HARLEM — When Leon Ellis opened Moca Lounge on Frederick Douglass Boulevard and West 119th Street in 2003, most people told him he was crazy.
The area from West 110th up to West 125th streets wasn't the restaurant row that it is today. There were no co-ops, condos or new hotels, yellow cabs didn't want to come to the neighborhood, and drugs were being sold in front of a nearby building.
"For a while, us and the bodega down the street were the only things open at night," Ellis said. "Someone asked me why you would put a place like Moca in a place like this."
A decade later, things have changed, and Frederick Douglass Boulevard, from West 110th to West 125th streets, is booming.
"When he opened Moca Lounge there was a nightlife scene on the avenue, but it's not one that you wanted to be a part of," said Nikoa Evans-Hendricks, executive director of Harlem Park to Park.
Moca, she said, changed that. "It set the foundation for the nightlife that has now developed."
Today, Ellis is recognized as a pioneer by his peers and owns three businesses, and has plans in the distant future to open a fourth enterprise along Frederick Douglass Boulevard.
In addition to Moca Lounge, Ellis owns Chocolat, an upscale restaurant; Harlem Underground, which sells Harlem-themed T-shirts, and he hopes to someday open a family-friendly joint called Honeycomb Burger. His shops dominate the east and west sides of Frederick Douglass Boulevard between West 119th and West 120th streets.
Ellis is also one of the African-American business owners to have survived the surge of popularity that has attracted experienced and well-financed restaurateurs to Harlem along with national chains.
"It was scary as a black entrepreneur to look around and see huge chains opening, restaurant owners with 10 restaurants and [to know] that people who were once there could no longer afford to compete," Ellis said.

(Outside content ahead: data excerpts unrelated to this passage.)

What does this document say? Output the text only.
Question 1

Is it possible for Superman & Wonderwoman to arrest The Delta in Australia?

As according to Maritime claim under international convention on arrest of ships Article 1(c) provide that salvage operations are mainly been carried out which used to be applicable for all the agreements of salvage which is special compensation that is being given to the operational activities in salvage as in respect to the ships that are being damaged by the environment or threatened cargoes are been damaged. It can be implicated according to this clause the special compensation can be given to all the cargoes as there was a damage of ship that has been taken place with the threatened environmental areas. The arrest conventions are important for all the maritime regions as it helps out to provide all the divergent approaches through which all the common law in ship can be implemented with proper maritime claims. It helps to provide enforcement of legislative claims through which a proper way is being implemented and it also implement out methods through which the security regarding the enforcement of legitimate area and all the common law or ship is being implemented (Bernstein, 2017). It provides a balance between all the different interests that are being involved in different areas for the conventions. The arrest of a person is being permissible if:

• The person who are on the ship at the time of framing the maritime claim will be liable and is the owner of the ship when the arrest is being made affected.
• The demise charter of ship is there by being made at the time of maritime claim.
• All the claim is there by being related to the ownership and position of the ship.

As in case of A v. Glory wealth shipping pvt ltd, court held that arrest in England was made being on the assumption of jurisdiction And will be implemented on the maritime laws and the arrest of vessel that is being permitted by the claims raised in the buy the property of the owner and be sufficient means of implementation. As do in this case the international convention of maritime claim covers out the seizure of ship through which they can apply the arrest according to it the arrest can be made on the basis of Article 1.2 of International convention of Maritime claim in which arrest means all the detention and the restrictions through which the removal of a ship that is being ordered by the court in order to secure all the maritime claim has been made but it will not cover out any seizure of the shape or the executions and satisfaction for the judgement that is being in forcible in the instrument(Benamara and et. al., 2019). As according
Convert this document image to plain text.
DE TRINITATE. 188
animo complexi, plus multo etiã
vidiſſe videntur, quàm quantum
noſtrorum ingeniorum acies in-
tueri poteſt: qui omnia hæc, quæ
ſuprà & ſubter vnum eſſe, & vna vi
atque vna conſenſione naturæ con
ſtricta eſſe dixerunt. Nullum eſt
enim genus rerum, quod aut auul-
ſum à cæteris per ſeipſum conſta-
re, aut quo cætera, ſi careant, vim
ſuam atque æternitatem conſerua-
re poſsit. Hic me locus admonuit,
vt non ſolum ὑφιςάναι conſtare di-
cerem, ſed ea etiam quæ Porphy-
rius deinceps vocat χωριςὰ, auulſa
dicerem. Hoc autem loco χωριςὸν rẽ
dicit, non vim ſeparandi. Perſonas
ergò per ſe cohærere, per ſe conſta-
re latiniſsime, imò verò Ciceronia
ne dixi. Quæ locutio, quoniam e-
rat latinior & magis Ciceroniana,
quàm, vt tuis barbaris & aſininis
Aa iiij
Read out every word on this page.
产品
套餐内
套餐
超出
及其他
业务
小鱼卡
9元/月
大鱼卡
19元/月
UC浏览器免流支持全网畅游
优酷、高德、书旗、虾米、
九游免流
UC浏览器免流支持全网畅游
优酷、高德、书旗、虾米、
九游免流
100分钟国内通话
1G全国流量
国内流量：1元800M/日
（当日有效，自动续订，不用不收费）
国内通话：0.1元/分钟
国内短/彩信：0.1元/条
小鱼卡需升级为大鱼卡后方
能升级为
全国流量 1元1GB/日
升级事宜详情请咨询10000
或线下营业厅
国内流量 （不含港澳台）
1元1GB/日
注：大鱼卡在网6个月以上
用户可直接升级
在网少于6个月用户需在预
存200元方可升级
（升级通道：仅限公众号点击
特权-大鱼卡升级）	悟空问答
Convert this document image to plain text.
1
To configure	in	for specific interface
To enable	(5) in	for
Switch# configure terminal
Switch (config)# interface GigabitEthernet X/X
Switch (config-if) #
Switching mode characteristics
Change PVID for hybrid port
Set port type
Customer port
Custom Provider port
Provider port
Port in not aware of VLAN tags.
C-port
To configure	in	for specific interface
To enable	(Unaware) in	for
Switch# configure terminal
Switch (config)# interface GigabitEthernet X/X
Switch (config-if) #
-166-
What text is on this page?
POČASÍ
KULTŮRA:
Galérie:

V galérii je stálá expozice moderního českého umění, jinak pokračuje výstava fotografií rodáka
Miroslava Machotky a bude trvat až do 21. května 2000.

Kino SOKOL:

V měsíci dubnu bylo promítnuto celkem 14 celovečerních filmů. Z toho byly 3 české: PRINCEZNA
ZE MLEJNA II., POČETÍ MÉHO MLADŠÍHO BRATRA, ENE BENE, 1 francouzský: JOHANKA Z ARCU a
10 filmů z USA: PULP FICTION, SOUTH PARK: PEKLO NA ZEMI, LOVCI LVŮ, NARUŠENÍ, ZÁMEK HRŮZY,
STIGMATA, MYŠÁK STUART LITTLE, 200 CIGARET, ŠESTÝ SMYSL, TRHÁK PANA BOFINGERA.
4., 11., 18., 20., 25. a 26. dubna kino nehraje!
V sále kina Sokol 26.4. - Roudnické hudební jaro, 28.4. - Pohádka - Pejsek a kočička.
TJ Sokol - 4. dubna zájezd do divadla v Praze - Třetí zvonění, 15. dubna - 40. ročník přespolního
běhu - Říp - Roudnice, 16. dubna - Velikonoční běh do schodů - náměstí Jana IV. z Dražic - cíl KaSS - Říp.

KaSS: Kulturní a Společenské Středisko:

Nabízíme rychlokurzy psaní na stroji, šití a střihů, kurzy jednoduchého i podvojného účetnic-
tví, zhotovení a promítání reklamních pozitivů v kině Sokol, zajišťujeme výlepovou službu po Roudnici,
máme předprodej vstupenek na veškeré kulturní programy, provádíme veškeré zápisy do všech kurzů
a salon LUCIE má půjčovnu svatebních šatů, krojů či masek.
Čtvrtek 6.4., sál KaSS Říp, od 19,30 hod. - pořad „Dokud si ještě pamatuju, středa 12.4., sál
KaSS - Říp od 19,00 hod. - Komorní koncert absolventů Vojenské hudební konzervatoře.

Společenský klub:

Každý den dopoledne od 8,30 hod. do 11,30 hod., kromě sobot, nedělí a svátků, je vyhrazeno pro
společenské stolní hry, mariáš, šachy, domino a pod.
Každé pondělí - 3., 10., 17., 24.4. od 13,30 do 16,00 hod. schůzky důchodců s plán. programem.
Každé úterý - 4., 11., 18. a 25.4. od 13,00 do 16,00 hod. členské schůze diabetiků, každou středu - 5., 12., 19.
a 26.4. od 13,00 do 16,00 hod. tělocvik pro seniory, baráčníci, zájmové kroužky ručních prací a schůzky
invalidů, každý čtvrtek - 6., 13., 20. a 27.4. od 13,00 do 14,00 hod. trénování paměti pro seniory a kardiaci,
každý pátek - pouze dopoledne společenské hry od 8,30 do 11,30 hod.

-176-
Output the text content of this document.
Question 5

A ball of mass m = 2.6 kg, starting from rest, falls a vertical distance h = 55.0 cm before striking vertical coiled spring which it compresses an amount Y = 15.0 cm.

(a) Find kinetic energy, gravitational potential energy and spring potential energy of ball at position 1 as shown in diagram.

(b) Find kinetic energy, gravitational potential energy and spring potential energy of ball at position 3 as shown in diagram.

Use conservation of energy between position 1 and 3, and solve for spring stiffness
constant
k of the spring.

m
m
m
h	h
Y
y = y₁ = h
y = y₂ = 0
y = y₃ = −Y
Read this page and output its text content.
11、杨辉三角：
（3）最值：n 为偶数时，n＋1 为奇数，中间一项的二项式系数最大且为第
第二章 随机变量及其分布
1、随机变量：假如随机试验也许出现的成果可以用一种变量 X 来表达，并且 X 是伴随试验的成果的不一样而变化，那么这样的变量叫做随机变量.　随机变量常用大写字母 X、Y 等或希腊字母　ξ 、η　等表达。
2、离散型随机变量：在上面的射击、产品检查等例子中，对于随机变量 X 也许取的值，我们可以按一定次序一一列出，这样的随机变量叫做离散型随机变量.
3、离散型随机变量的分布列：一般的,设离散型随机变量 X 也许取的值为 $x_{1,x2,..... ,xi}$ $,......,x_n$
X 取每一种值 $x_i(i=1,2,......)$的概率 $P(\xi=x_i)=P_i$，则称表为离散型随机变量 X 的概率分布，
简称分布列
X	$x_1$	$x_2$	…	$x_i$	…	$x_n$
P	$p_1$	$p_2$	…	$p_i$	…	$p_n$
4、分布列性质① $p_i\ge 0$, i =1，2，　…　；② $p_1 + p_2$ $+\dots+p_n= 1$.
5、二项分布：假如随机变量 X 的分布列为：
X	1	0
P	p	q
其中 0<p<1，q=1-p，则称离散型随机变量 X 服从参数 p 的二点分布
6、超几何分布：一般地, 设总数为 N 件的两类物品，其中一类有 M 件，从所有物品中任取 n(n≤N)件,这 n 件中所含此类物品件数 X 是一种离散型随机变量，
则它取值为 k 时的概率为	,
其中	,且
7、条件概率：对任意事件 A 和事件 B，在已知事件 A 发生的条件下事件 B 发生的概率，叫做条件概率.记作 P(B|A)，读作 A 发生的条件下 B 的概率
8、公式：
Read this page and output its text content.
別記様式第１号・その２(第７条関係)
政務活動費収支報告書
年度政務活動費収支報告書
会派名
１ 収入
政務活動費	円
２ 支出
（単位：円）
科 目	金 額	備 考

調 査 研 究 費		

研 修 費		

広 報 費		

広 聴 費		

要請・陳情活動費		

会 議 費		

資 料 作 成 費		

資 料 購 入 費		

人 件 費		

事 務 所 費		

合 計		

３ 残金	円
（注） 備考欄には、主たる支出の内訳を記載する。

Other African-American-owned businesses haven't been as lucky lately, with a rash of closings over the past year.
"It's been rare to have an African-American entrepreneur who was there during the time when the avenue was experiencing some hardships who has been able to survive, expand and open up other businesses," said Regina Smith, executive director of the Harlem Business Alliance, which operates a center to help small businesses with back office functions.
Ellis says ensuring his survival and growth is why he halted plans for his fourth project, Honeycomb Burger, until he believed the time was right. He hopes to open the shop by the end of this year or in early 2014.
"I don't want to spread myself too thin," said Ellis, who is of Jamaican heritage and who graduated from Tuskegee University with a degree in food science and nutrition.
In 2012, Ellis also launched a second branch of Harlem Underground, which is becoming a popular stop for a growing number tourists.
"It's smart to give Chocolat the time it needs to develop," Evans-Hendricks said. "He's very analytical, sitting back and watching the market because it has been a tough couple of years.
"This is a restaurant row but there is room for other businesses and services to support the people who live here and provide jobs," he said.
The ventures are not Ellis' first in Harlem. He owned Emily's, which served what Ellis described as "progressive soul food" on Fifth Avenue and 110th Street from 1992 to 2002.
"He was over there alone and ran that business so well that he built something from nothing long before Harlem was hot," Evans-Hendricks said.
It's that experience that Ellis says helped him sense opportunity. A developer came to Ellis and said they were renovating buildings on Frederick Douglass Boulevard and looking for brave tenants to anchor the bottom floor in the hopes of helping to transform the area.
It was a risk that allowed Ellis to secure favorable lease terms for Moca, a significant factor in the failure of other African-American owned businesses.
Harlem Congregations for Community Improvement, a non-profit focused on community development, owns the building where Chocolat is located and has also been helpful in assisting to sustain and grow his businesses, Ellis said.
These days, entrepreneurs who come to Ellis when they are thinking of launching new businesses in the area are less skeptical than the prospective apartment renters, buyers and merchants of a decade ago.
"The opportunity was for someone who wanted to make a difference and not just money. I hope I've done that," Ellis said.